Nadie sospecha de quien comparte conversaciones en la puerta del colegio, cafés cotidianos o vínculos sociales previos. Precisamente esa confianza fue utilizada como anzuelo para ofrecer supuestos alquileres de vivienda, paquetes de viajes exclusivos y entradas para eventos deportivos de gran demanda, siempre a precios especialmente atractivos. Los detenidos aseguraban contar con contactos privilegiados y facilidades especiales que les permitían acceder a estas oportunidades únicas. Todo parecía legítimo, creíble y cercano. Pero era solo una fachada.
Una vez que las víctimas realizaban los pagos iniciales, los servicios prometidos jamás llegaban a materializarse. En lugar de ello, comenzaba una peligrosa espiral de excusas.
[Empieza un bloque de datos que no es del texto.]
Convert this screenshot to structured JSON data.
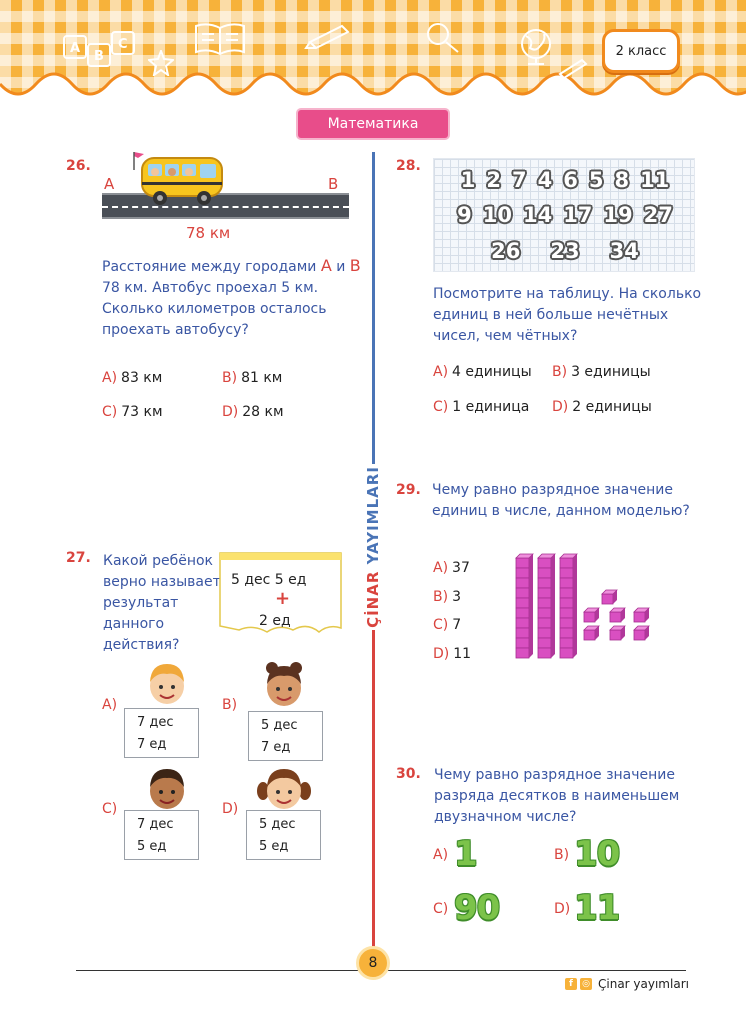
{
  "header": {
    "grade": "2 класс",
    "subject": "Математика"
  },
  "brand": {
    "vertical_part1": "ÇİNAR",
    "vertical_part2": "YAYIMLARI"
  },
  "q26": {
    "number": "26.",
    "city_a": "A",
    "city_b": "B",
    "distance": "78 км",
    "text": {
      "line1_pre": "Расстояние между городами ",
      "city_a": "A",
      "and": " и ",
      "city_b": "B",
      "line2": "78 км. Автобус проехал 5 км.",
      "line3": "Сколько километров осталось",
      "line4": "проехать автобусу?"
    },
    "options": [
      {
        "letter": "A)",
        "value": "83 км"
      },
      {
        "letter": "B)",
        "value": "81 км"
      },
      {
        "letter": "C)",
        "value": "73 км"
      },
      {
        "letter": "D)",
        "value": "28 км"
      }
    ]
  },
  "q27": {
    "number": "27.",
    "text": [
      "Какой ребёнок",
      "верно называет",
      "результат",
      "данного",
      "действия?"
    ],
    "sticky": {
      "line1": "5 дес  5 ед",
      "plus": "+",
      "line2": "2 ед"
    },
    "options": [
      {
        "letter": "A)",
        "line1": "7 дес",
        "line2": "7 ед"
      },
      {
        "letter": "B)",
        "line1": "5 дес",
        "line2": "7 ед"
      },
      {
        "letter": "C)",
        "line1": "7 дес",
        "line2": "5 ед"
      },
      {
        "letter": "D)",
        "line1": "5 дес",
        "line2": "5 ед"
      }
    ]
  },
  "q28": {
    "number": "28.",
    "table_rows": [
      [
        "1",
        "2",
        "7",
        "4",
        "6",
        "5",
        "8",
        "11"
      ],
      [
        "9",
        "10",
        "14",
        "17",
        "19",
        "27"
      ],
      [
        "26",
        "23",
        "34"
      ]
    ],
    "text": [
      "Посмотрите на таблицу. На сколько",
      "единиц в ней больше нечётных",
      "чисел, чем чётных?"
    ],
    "options": [
      {
        "letter": "A)",
        "value": "4 единицы"
      },
      {
        "letter": "B)",
        "value": "3 единицы"
      },
      {
        "letter": "C)",
        "value": "1 единица"
      },
      {
        "letter": "D)",
        "value": "2 единицы"
      }
    ]
  },
  "q29": {
    "number": "29.",
    "text": [
      "Чему равно разрядное значение",
      "единиц в числе, данном моделью?"
    ],
    "options": [
      {
        "letter": "A)",
        "value": "37"
      },
      {
        "letter": "B)",
        "value": "3"
      },
      {
        "letter": "C)",
        "value": "7"
      },
      {
        "letter": "D)",
        "value": "11"
      }
    ],
    "model": {
      "tens": 3,
      "ones": 7
    }
  },
  "q30": {
    "number": "30.",
    "text": [
      "Чему равно разрядное значение",
      "разряда десятков в наименьшем",
      "двузначном числе?"
    ],
    "options": [
      {
        "letter": "A)",
        "value": "1"
      },
      {
        "letter": "B)",
        "value": "10"
      },
      {
        "letter": "C)",
        "value": "90"
      },
      {
        "letter": "D)",
        "value": "11"
      }
    ]
  },
  "footer": {
    "page": "8",
    "brand": "Çinar yayımları",
    "icons": [
      "facebook-icon",
      "instagram-icon"
    ]
  },
  "colors": {
    "accent_red": "#d9443e",
    "text_blue": "#3a56a3",
    "header_orange": "#f7b23a",
    "subject_pink": "#e84d8a",
    "cube_pink": "#d94fc1"
  }
}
Los investigados solicitaban nuevas cantidades de dinero, alegando supuestos gastos de gestión, incidencias administrativas, problemas técnicos o retrasos bancarios. Cuando las víctimas, ya inquietas, exigían explicaciones o la devolución del dinero, recibían respuestas tranquilizadoras: el reintegro «ya estaba hecho», el banco «estaba tardando» o existía un problema puntual ajeno a su voluntad. Sin embargo, el dinero nunca regresaba a las cuentas de los afectados.
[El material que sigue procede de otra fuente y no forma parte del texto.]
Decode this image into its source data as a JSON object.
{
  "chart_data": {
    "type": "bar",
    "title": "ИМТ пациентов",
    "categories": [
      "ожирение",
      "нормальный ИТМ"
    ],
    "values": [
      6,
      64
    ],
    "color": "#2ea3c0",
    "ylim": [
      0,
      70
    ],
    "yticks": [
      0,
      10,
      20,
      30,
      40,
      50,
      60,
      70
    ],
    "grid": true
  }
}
El análisis conjunto de las denuncias permitió calcular que el importe total presuntamente estafado asciende a cerca de 40.000 euros, una cifra que refleja no solo el daño económico, sino también el profundo impacto emocional sufrido por las víctimas, que se sintieron doblemente traicionadas: como clientes y como personas cercanas. La similitud de los casos llevó a la Policía Nacional a centralizar la investigación y a reforzar las diligencias hasta lograr la identificación y posterior detención de la pareja.
Uno de los aspectos más inquietantes del caso es que el varón detenido ya contaba con antecedentes por hechos similares. De hecho, se encuentra implicado en otro procedimiento judicial en el que se investiga una presunta estafa de cerca de 190.000 euros, lo que evidencia una trayectoria delictiva reiterada y una clara especialización en este tipo de fraudes. Ambos detenidos han sido puestos a disposición judicial, mientras continúan las investigaciones para determinar si existen más víctimas que aún no hayan denunciado los hechos.
Desde la Policía Nacional se recuerda la importancia de desconfiar incluso de las ofertas que proceden del entorno cercano y de denunciar cualquier sospecha, ya que solo así es posible frenar este tipo de delitos que se esconden tras una falsa apariencia de normalidad y confianza.